What the program, with all its bureaucracy, short staffing and inadequate funding has often lacked, the love, hard work and endless dedication of his team has made up for.  With these ladies, and others who have been moved to other positions and other locations, we have faced insurmountable obstacles and unbelievable victories.  Many times we were left shaking our collective head in confusion and shedding tears of frustration.  But, especially this last year, we have also seen progress and growth we had begun to believe was no longer possible.

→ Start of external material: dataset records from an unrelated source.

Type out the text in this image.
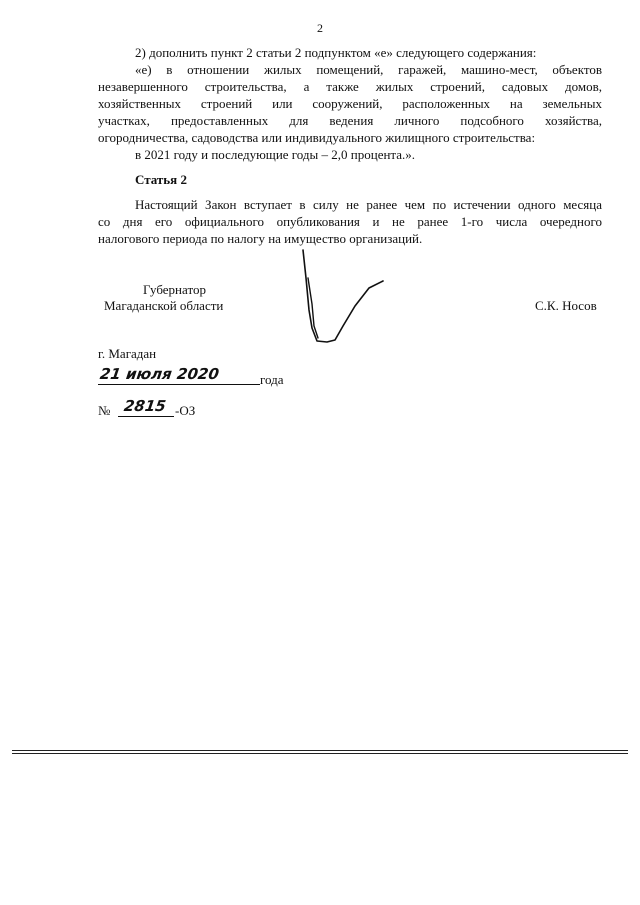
2
2) дополнить пункт 2 статьи 2 подпунктом «е» следующего содержания:
«е) в отношении жилых помещений, гаражей, машино-мест, объектов
незавершенного строительства, а также жилых строений, садовых домов,
хозяйственных строений или сооружений, расположенных на земельных
участках, предоставленных для ведения личного подсобного хозяйства,
огородничества, садоводства или индивидуального жилищного строительства:
в 2021 году и последующие годы – 2,0 процента.».
Статья 2
Настоящий Закон вступает в силу не ранее чем по истечении одного месяца
со дня его официального опубликования и не ранее 1-го числа очередного
налогового периода по налогу на имущество организаций.
Губернатор
Магаданской области	С.К. Носов
г. Магадан
21 июля 2020	года
№ 2815 -ОЗ
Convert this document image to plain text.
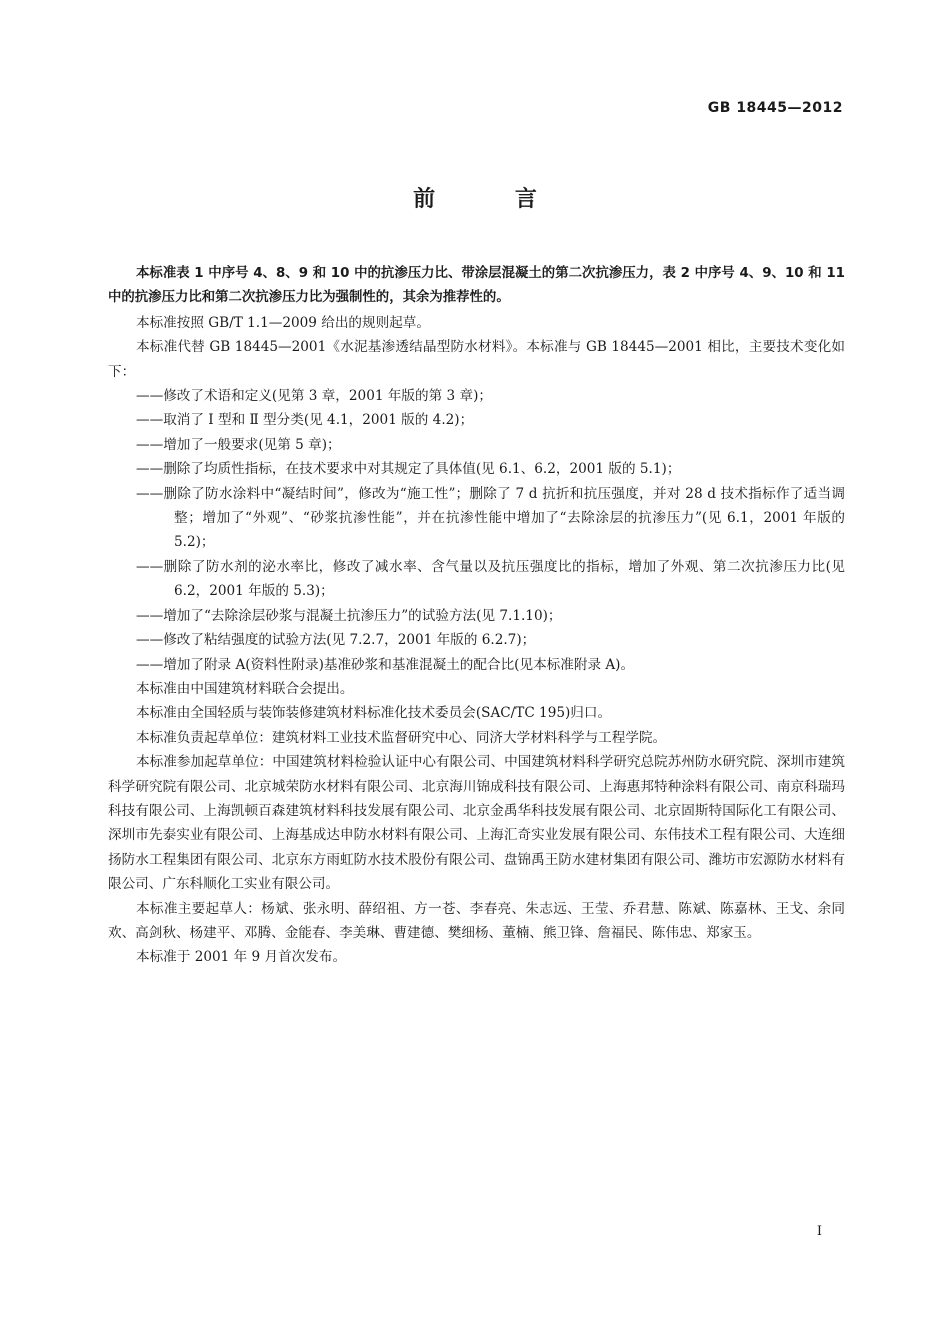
GB 18445—2012
前 言

本标准表 1 中序号 4、8、9 和 10 中的抗渗压力比、带涂层混凝土的第二次抗渗压力，表 2 中序号 4、9、10 和 11 中的抗渗压力比和第二次抗渗压力比为强制性的，其余为推荐性的。

本标准按照 GB/T 1.1—2009 给出的规则起草。

本标准代替 GB 18445—2001《水泥基渗透结晶型防水材料》。本标准与 GB 18445—2001 相比，主要技术变化如下：

——修改了术语和定义(见第 3 章，2001 年版的第 3 章)；

——取消了 Ⅰ 型和 Ⅱ 型分类(见 4.1，2001 版的 4.2)；

——增加了一般要求(见第 5 章)；

——删除了均质性指标，在技术要求中对其规定了具体值(见 6.1、6.2，2001 版的 5.1)；

——删除了防水涂料中“凝结时间”，修改为“施工性”；删除了 7 d 抗折和抗压强度，并对 28 d 技术指标作了适当调整；增加了“外观”、“砂浆抗渗性能”，并在抗渗性能中增加了“去除涂层的抗渗压力”(见 6.1，2001 年版的 5.2)；

——删除了防水剂的泌水率比，修改了减水率、含气量以及抗压强度比的指标，增加了外观、第二次抗渗压力比(见 6.2，2001 年版的 5.3)；

——增加了“去除涂层砂浆与混凝土抗渗压力”的试验方法(见 7.1.10)；

——修改了粘结强度的试验方法(见 7.2.7，2001 年版的 6.2.7)；

——增加了附录 A(资料性附录)基准砂浆和基准混凝土的配合比(见本标准附录 A)。

本标准由中国建筑材料联合会提出。

本标准由全国轻质与装饰装修建筑材料标准化技术委员会(SAC/TC 195)归口。

本标准负责起草单位：建筑材料工业技术监督研究中心、同济大学材料科学与工程学院。

本标准参加起草单位：中国建筑材料检验认证中心有限公司、中国建筑材料科学研究总院苏州防水研究院、深圳市建筑科学研究院有限公司、北京城荣防水材料有限公司、北京海川锦成科技有限公司、上海惠邦特种涂料有限公司、南京科瑞玛科技有限公司、上海凯顿百森建筑材料科技发展有限公司、北京金禹华科技发展有限公司、北京固斯特国际化工有限公司、深圳市先泰实业有限公司、上海基成达申防水材料有限公司、上海汇奇实业发展有限公司、东伟技术工程有限公司、大连细扬防水工程集团有限公司、北京东方雨虹防水技术股份有限公司、盘锦禹王防水建材集团有限公司、潍坊市宏源防水材料有限公司、广东科顺化工实业有限公司。

本标准主要起草人：杨斌、张永明、薛绍祖、方一苍、李春亮、朱志远、王莹、乔君慧、陈斌、陈嘉林、王戈、余同欢、高剑秋、杨建平、邓腾、金能春、李美琳、曹建德、樊细杨、董楠、熊卫锋、詹福民、陈伟忠、郑家玉。

本标准于 2001 年 9 月首次发布。

I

No matter what happened they never gave up hope, even when all their expertise said there was no where else to go.  They literally searched to the end of the earth to help us find answers.  Banging on the doors of specialists, emailing friends, studying the internet and digging out long since buried in dust text books.  On their own time they traveled with us to visit experts and go for special treatments.  When I presented them with alternative therapies that seemed implausible they said, "Let's try it."  There was so much time following seizures, extending into nearly two years, when nothing we did seemed to make a difference and Addison often wasn't even able to "do" therapy.  Yet they came each and every week.  During his worst times, when he couldn't even sit up any longer, his friends read him stories,  talked to him with encouraging words and simply held our boy so Addison would be comforted and know who they were.   At times when I felt like giving up one of them would pop in and find something new to try or some smallest of improvements to keep us going.
While Addison was what brought us together, our hearts have become intertwined as during our weekly meetings and frequent texts, emails and phone conversations we shared our own lives.  The team's responsibility ended with Addison's needs but in their own way, each of these beautiful people have ministered to our entire family.   Among many other things not in their job description, they brought us soup when we were sick and library books when Addison and the family was quarantined during seizure treatment.   They have taken an interest in our families lives, homeschooling , instrument playing and house building.  
This week Addison's team asked if we would join them to celebrate his success and graduation from the program.  We all became emotional as the day approached and found it hard to fight back tears as we shared our worst and best moments over the last four years.  It was not all tears, though.  We also had some good laughs as we shared memories of therapy gone awry.  Addison had a blast playing in their office.  We all watched with gratitude as he couldn't decide whether he wanted gold fish crackers or cupcakes first.  And he definitely loved the presents.  But I think we can all agree his favorite part of the afternoon were all the last hugs from some of his favorite people.    
Shortly after Addison was born I read the book, "Raising Henry" by Rachel Adams.  I feel as if the following quote perfectly sums up Addison's early intervention team.  
 "I've done my reading, and I've seen the evidence that shows what a tremendous difference therapy makes in the development of young children with Down Syndrome. 
There were times when Henry's therapists made me angry and exasperated and bored.  I'll never know what his progress would have been like without them.  
But I'm absolutely convinced that they made a difference.  Even more important, they gave me a sense of hope and purpose.  

As they pushed Henry from one goal to another, they always took time to praise what he could already do.
Now that he can walk and talk on his own, I like to think that ingrained in Henry's muscles are the memories of all the rolling and pushing up and balancing and lifting that got him there, but also the touch of the many people who helped him along they way."  
So grateful for each of these ladies and all the other members of Team Addison who couldn't be with us to celebrate.  So grateful for this journey Thank you, friends for all this and all the unspeakable.  Way to go team!